June 21, 2026

Media & Buying|Index 01

Omnicom Media Calls for a Rethink in CTV Advertising Strategy

New research from Omnicom Media Group highlights inefficiencies in current CTV ad practices, advocating for a shift towards attention-based planning and contextual relevance over traditional reach and frequency models.

Via
ADVERTISE TOKYO Editors
Dateline
Tokyo, June 19, 2026
Date
June 19, 2026
Time
6 min read

Source

Digiday
Omnicom Media Calls for a Rethink in CTV Advertising Strategy

Tagline

CTV needs attention, not just reach.

Who & For What

For a Tokyo-based media planner at an agency or an in-house performance marketer at a CPG brand, this research offers a fresh argument for optimizing CTV budgets beyond simple reach, focusing instead on attention metrics and creative relevance.

vs. Japan Play

This challenges the standard Japanese agency approach of maximizing impressions across TVer and ABEMA, pushing for a more nuanced strategy that considers how attention is truly captured versus merely served, moving beyond the traditional GRP mindset.

Tokyo Take

The findings are highly relevant to Japan's growing CTV market, where platforms like TVer and ABEMA are still often bought with linear TV logic. Tokyo marketers should push for more sophisticated attention metrics and dynamic creative solutions, recognizing that Japanese consumers also face ad fatigue.

Omnicom Media Group recently published research indicating that Connected TV (CTV) advertising requires a fundamental shift in strategy to improve effectiveness. The findings, released in June 2026, suggest that current practices, often carried over from linear television, are leading to ad fatigue and diminishing returns for advertisers.
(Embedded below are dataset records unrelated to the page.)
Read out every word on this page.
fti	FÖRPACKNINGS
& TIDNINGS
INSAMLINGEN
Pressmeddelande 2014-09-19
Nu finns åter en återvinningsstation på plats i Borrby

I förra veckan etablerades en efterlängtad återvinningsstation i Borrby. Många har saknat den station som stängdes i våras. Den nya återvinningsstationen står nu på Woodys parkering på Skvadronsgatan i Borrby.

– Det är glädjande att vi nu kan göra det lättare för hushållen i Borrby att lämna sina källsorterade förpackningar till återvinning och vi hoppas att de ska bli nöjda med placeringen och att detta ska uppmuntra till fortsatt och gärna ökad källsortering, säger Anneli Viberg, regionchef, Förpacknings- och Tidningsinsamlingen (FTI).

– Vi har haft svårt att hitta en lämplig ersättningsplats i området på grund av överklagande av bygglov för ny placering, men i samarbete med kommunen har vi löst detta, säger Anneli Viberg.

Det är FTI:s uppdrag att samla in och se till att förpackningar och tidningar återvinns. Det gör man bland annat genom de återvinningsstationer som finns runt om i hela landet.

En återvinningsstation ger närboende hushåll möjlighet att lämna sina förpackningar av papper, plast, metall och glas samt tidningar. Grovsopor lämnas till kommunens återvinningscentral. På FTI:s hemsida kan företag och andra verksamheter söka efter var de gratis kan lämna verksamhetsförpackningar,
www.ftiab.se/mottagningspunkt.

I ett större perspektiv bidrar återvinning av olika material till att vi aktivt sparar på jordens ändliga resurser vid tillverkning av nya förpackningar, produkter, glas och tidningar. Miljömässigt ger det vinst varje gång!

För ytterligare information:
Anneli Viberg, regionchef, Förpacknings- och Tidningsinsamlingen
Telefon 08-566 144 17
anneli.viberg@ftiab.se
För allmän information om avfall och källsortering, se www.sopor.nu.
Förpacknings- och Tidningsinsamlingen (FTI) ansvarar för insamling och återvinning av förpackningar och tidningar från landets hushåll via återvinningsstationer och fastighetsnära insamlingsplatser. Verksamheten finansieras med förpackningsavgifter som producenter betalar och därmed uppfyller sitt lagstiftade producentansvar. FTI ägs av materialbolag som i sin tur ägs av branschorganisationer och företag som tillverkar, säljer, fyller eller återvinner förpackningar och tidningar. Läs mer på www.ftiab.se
The core issue identified is the over-reliance on traditional reach and frequency metrics without adequately accounting for actual viewer attention or the unique interactive capabilities of CTV. The research points to high ad loads, repetitive messaging, and a lack of contextual relevance as primary drivers of viewer disengagement. This leads to wasted media spend and a missed opportunity to build genuine brand connection in a rapidly evolving media landscape.

Omnicom's study analyzed various CTV campaigns, correlating ad exposure with metrics such as brand recall, sentiment, and intent. They found a clear plateau, and often a decline, in effectiveness beyond a certain frequency threshold, especially when creative executions were not dynamically adapted to viewer context or platform specifics. The research advocates for a move beyond simple impressions to deeper engagement signals.

The agency group suggests that advertisers must prioritize audience attention, leverage first-party data for more precise targeting, and adopt dynamic creative optimization. This approach allows for more personalized and less intrusive ad experiences, which are crucial for maintaining viewer receptivity. The goal is to move from simply being seen to actually being noticed and remembered.

The current approach to CTV advertising, often mimicking linear TV, is no longer sustainable for capturing genuine audience attention.

This call for a strategic pivot aligns with broader industry trends, where other major holding companies like GroupM and Publicis are also investing in attention-based measurement and advocating for more sophisticated programmatic buying strategies across CTV. The ongoing deprecation of third-party cookies further amplifies the need for contextual and first-party data-driven solutions in a privacy-centric environment.

For marketers globally, this research signals a necessity to re-evaluate their CTV budgets and briefing processes. It suggests that simply porting linear TV ads to CTV inventory is an inefficient tactic. Instead, briefs should emphasize creative adaptability, data-driven personalization, and a clear understanding of how attention is measured and optimized within CTV environments. The shift demands closer collaboration between media planners, creative teams, and data scientists.